US cleantech industry needs strong laws to boost renewables

A new study called, Job Impacts of a National Renewable Electricity Standard, conducted by independent firm Navigant Consulting and released by the RES Alliance for Jobs, has found that without stronger near-term targets than currently envisioned, industries like wind will experience flat job growth and long-term stagnation and the US biomass industry could collapse altogether.

This is yet another reminder that in the global cleantech energy race, the US industry needs government support to get anywhere.

Certainly a number of companies are making efforts on their own to increase energy efficiencies, build smart grid technologies, grow wind, solar and biofuels. But none of this is going to reach significant scale without government incentive.

In June 2009, the House of Representatives passed the American Clean Energy Security Act (Waxman-Markey), which would set a national Renewable Electricity Standard of 20 per cent by 2020 and allow up to 8 per cent of the standard to be met through energy efficiency improvements.

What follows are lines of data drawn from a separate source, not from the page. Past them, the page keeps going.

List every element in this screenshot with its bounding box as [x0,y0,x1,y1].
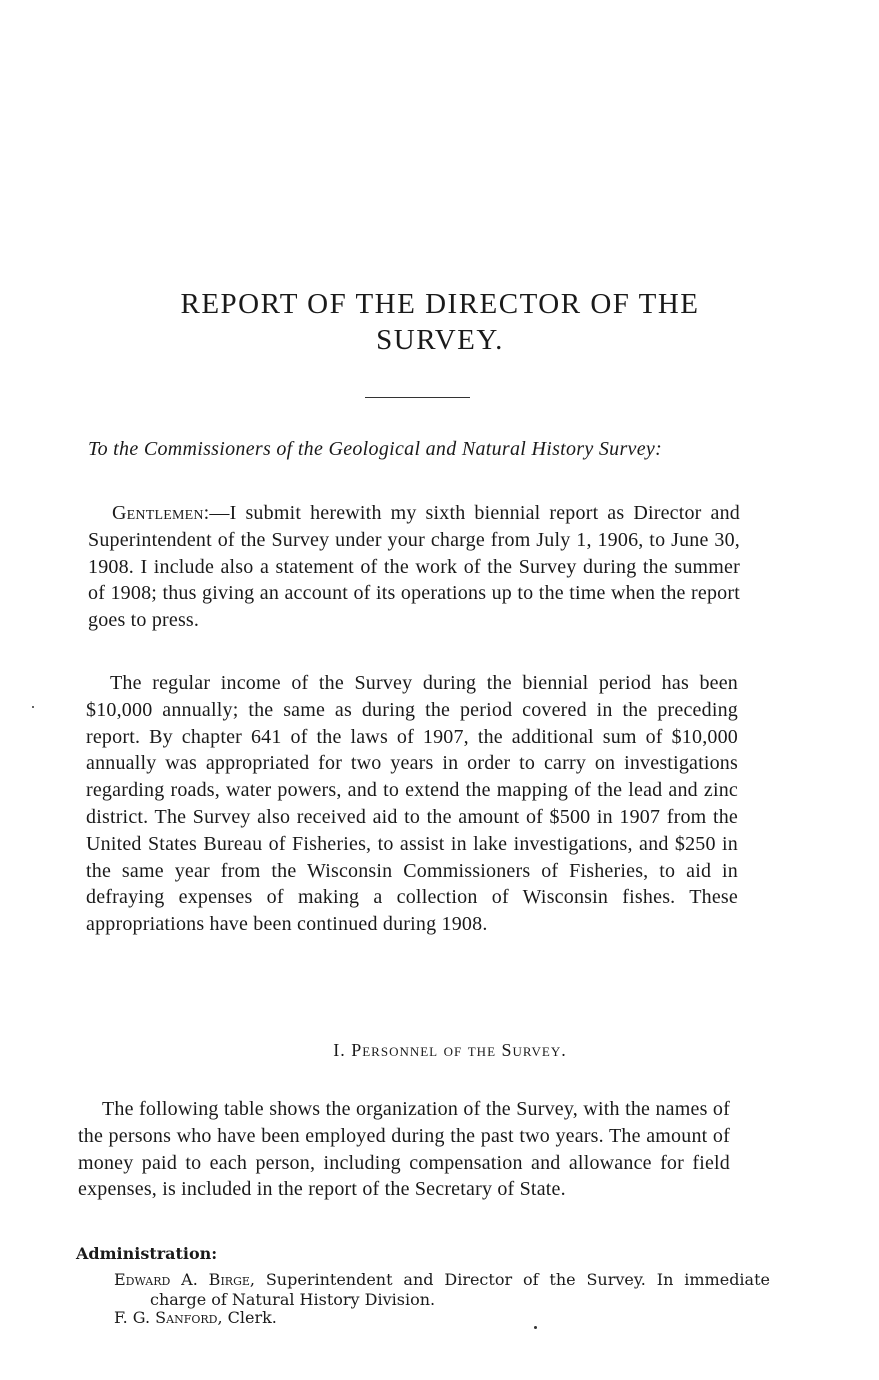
paragraph-1-text: :—I submit herewith my sixth biennial report as Director and Superintendent of the Survey under your charge from July 1, 1906, to June 30, 1908. I include also a statement of the work of the Survey during the summer of 1908; thus giving an account of its operations up to the time when the report goes to press. [88,502,740,632]
paragraph-3: The following table shows the organization of the Survey, with the names of the persons who have been employed during the past two years. The amount of money paid to each person, including compensation and allowance for field expenses, is included in the report of the Secretary of State. [78,1098,730,1201]
staff-entry [114,1308,277,1328]
section-heading: I. Personnel of the Survey. [333,1040,567,1060]
address-line: To the Commissioners of the Geological and Natural History Survey: [88,438,663,460]
staff-name: Edward A. Birge [114,1270,250,1289]
staff-role: , Clerk. [217,1308,277,1327]
report-title-line-2: SURVEY. [376,324,504,356]
staff-entry [114,1270,770,1310]
report-title-line-1: REPORT OF THE DIRECTOR OF THE [180,288,700,320]
ink-speck [32,706,34,708]
report-title [100,286,780,358]
paragraph-2: The regular income of the Survey during the biennial period has been $10,000 annually; the same as during the period covered in the preceding report. By chapter 641 of the laws of 1907, the additional sum of $10,000 annually was appropriated for two years in order to carry on investigations regarding roads, water powers, and to extend the mapping of the lead and zinc district. The Survey also received aid to the amount of $500 in 1907 from the United States Bureau of Fisheries, to assist in lake investigations, and $250 in the same year from the Wisconsin Commissioners of Fisheries, to aid in defraying expenses of making a collection of Wisconsin fishes. These appropriations have been continued during 1908. [86,672,738,936]
salutation: Gentlemen [112,502,204,524]
paragraph-1 [88,500,740,634]
staff-name: F. G. Sanford [114,1308,218,1327]
staff-role: , Superintendent and Director of the Survey. In immediate charge of Natural History Division. [150,1270,770,1309]
administration-label: Administration: [76,1244,218,1263]
title-divider [365,397,470,398]
ink-speck [534,1326,537,1329]
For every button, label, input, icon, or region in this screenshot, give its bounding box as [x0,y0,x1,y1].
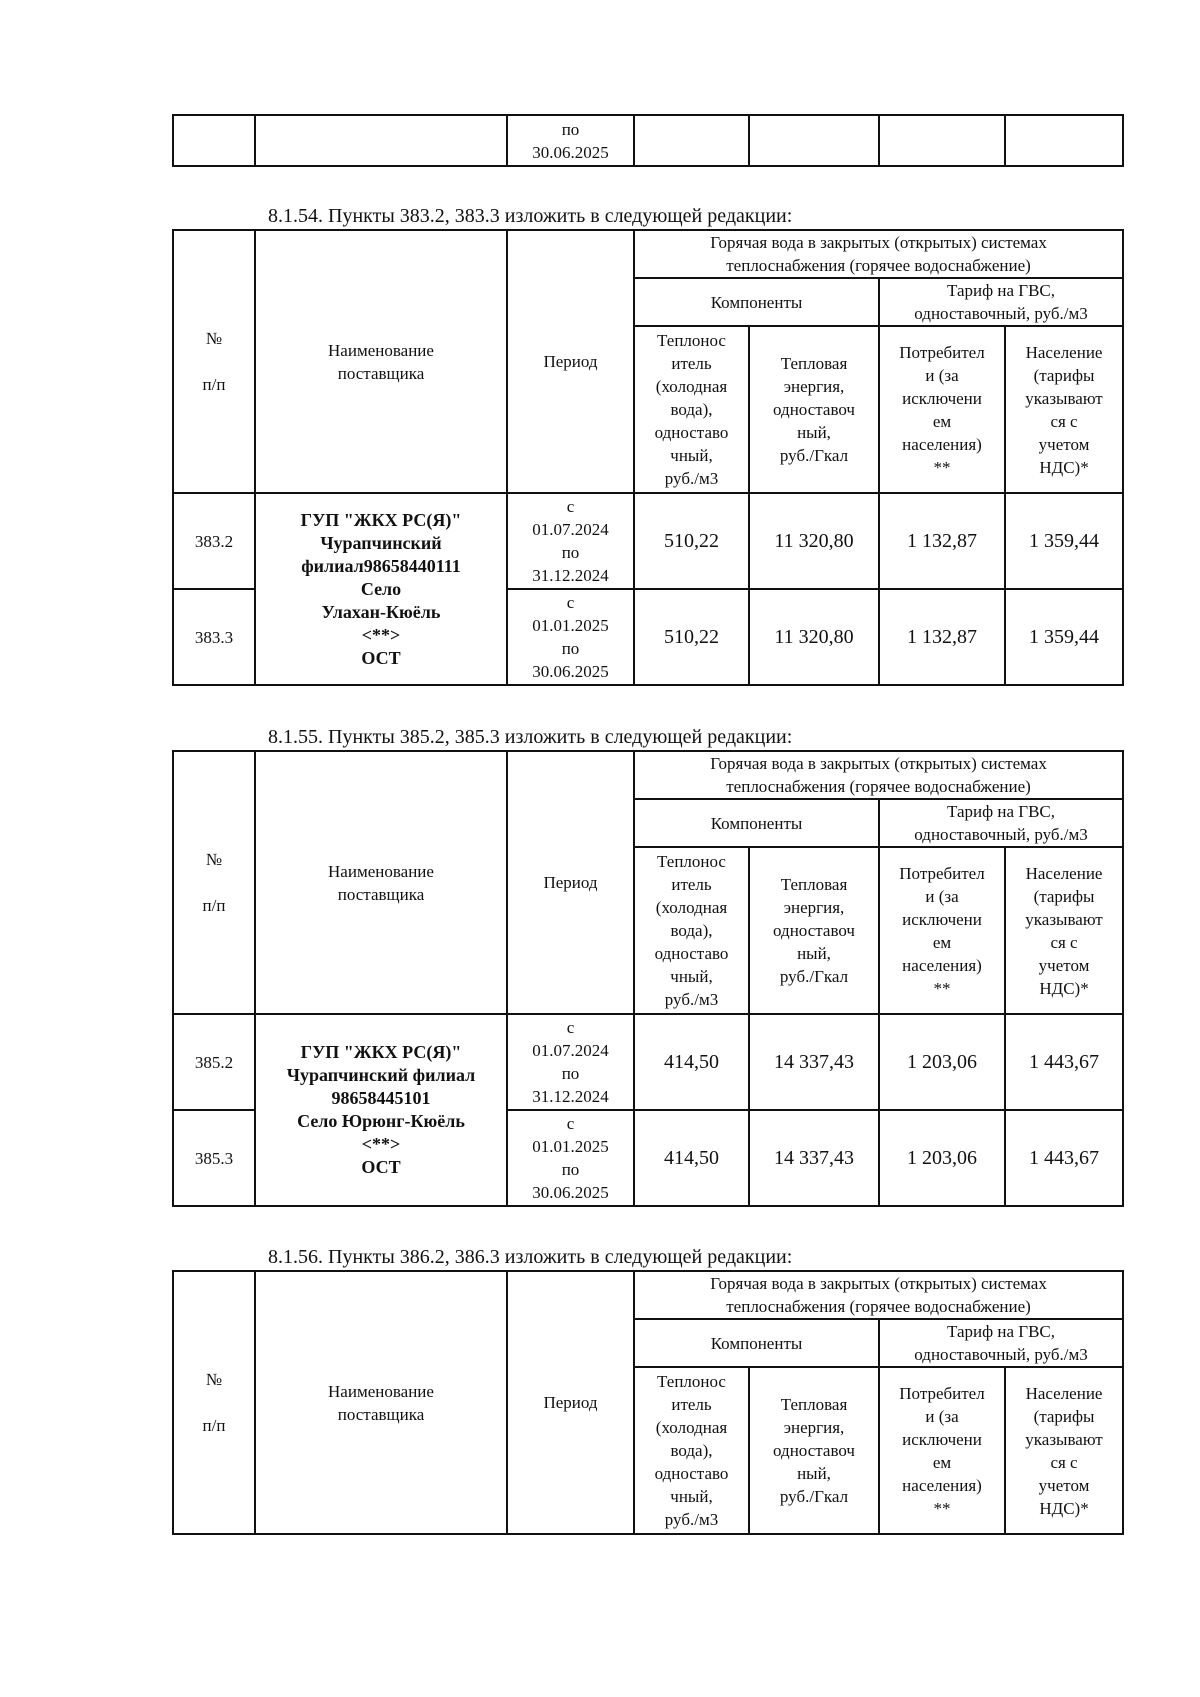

Also in June, the Senate Energy and Natural Resources Committee passed the American Clean Energy Leadership Act with a target of 15 per cent by 2021, allowing up to 4 per cent of the standard to be met through energy efficiency improvements. But neither of these has moved through the necessary channels to become law. And the RES Alliance recommends before that happens lawmakers raise targets in federal legislation to 12 per cent in 2014 and 20 per cent in 2020

This latest study says a national Renewable Electricity Standard, requiring 25 per cent of all electricity come from renewables by 2025, would support an additional 274,000 renewable energy jobs – the equivalent of a cumulative 2.36 million job-years of work – over a no-national policy option. This total is also significantly higher than the expected jobs supported in the current House and Senate provisions under consideration in Congress. In the words of Don Furman, senior vice president for Development, Transmission and Policy at wind energy company Iberdrola Renewables:

A strong Renewable Electricity Standard is crucial to create a stable investment environment and grow this highly promising sector. Without a strong RES, the US wind industry will see no net job growth, and will likely lose jobs to overseas competitors. A target like 25 percent by 2025 would allow American wind companies to support double the amount of jobs than without a policy – about 125,000 additional jobs. That’s a gain our country cannot afford to pass up.

Perhaps, as with carbon taxing, the Obama Administration can find a way to impose such requirements without Congress. For, the way things look now, Congress is not prepared to take decisive action to create a clean energy future.